If by that list Case refers to Hurt's sly merging of the sacred and the secular, the performances here -- by turns rascally and rowdy, then somber, then rejoicing and grateful -- are an across-the-board success.

"[Hurt's music] kind of reminds me of what Prince does," says Case, suddenly laughing at a comparison he seems surprised to hear, even from himself. "There's the Dirty Mind and then there's God. But I've always felt like those were two parts of the same thing. Many years ago, people tried to divide it up: 'You either play blues or you play gospel.' But John Hurt played everything. It's all part of the same life."

Dave Alvin concurs. "A lot of those Mississippi singers, like Charlie Patton and Son House and so forth, came from deep in the Delta, which was a very violent place, and that violence fed into their performing style. John Hurt came from Avalon, which was somewhat on the rim of the Delta and wasn't quite as vicious, and that fed into his style. It's funny.
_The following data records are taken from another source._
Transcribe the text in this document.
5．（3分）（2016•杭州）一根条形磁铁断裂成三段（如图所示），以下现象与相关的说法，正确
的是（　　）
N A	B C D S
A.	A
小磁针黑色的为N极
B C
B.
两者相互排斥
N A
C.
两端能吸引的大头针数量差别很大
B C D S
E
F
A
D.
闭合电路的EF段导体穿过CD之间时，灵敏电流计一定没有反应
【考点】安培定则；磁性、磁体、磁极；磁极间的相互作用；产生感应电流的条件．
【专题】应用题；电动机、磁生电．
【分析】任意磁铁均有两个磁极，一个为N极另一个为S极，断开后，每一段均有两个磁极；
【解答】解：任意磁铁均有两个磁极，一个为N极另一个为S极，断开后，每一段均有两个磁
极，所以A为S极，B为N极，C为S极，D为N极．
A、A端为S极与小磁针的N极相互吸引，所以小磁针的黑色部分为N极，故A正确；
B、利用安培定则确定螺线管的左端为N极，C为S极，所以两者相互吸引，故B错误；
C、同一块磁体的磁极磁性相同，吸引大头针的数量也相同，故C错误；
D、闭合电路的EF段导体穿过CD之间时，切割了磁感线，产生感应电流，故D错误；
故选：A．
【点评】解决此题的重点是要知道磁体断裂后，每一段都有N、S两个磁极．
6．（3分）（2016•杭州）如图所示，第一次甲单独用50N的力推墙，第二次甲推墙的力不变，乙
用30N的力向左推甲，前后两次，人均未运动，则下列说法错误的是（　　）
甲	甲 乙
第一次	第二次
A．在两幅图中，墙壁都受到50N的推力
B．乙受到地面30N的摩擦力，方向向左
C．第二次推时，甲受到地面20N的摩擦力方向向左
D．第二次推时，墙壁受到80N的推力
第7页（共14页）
People can listen to John Hurt sing a song about murder and sadness, and they'll say 'Oh, what a lovely song, what a pretty song.' He'll sing about the same things that Patton and Son House sang about, but it's almost like the Buddhist idea, 'Life is suffering: Accept the suffering.' Where other people would sing about those things in a violent and angry way, there's the feeling that Hurt had accepted the pain, and he was going to tell you about it, but in such a way that he almost slipped it in on you."

In a way, Avalon Blues is the thank-you that Case, and a full compliment of contemporary players, never got to deliver in person.

"I never knew John Hurt," Case says almost wistfully. "I got into him only in the years after he died. But as I did the record I got to know people that did know him -- Geoff Muldaur and those guys, Taj [Mahal], Chris Smither -- they all knew John. It's amazing how many people learned how to finger-pick off his old records. His playing was so careful and precise. Taj said to me at one point that a lot of those Mississippi guys from Hurt's generation really whacked their guitars; that was the big style. But Hurt played his guitar more like a kora [a harp-like African instrument, made from a calabash gourd], and he was a storyteller as well. He's got a wit and an edge, but he was also gentle and loving, and there's this amazing kind of groove that it all flows into.

"I didn't really know whether we were going to have an album that people could play all the way through until the whole thing got sequenced, but after I heard it I thought, man, this sounds like a single night of music.

"It reminds me of some of the records I grew up on as a kid. One of those old records where you put it on, and this whole other world just opens up."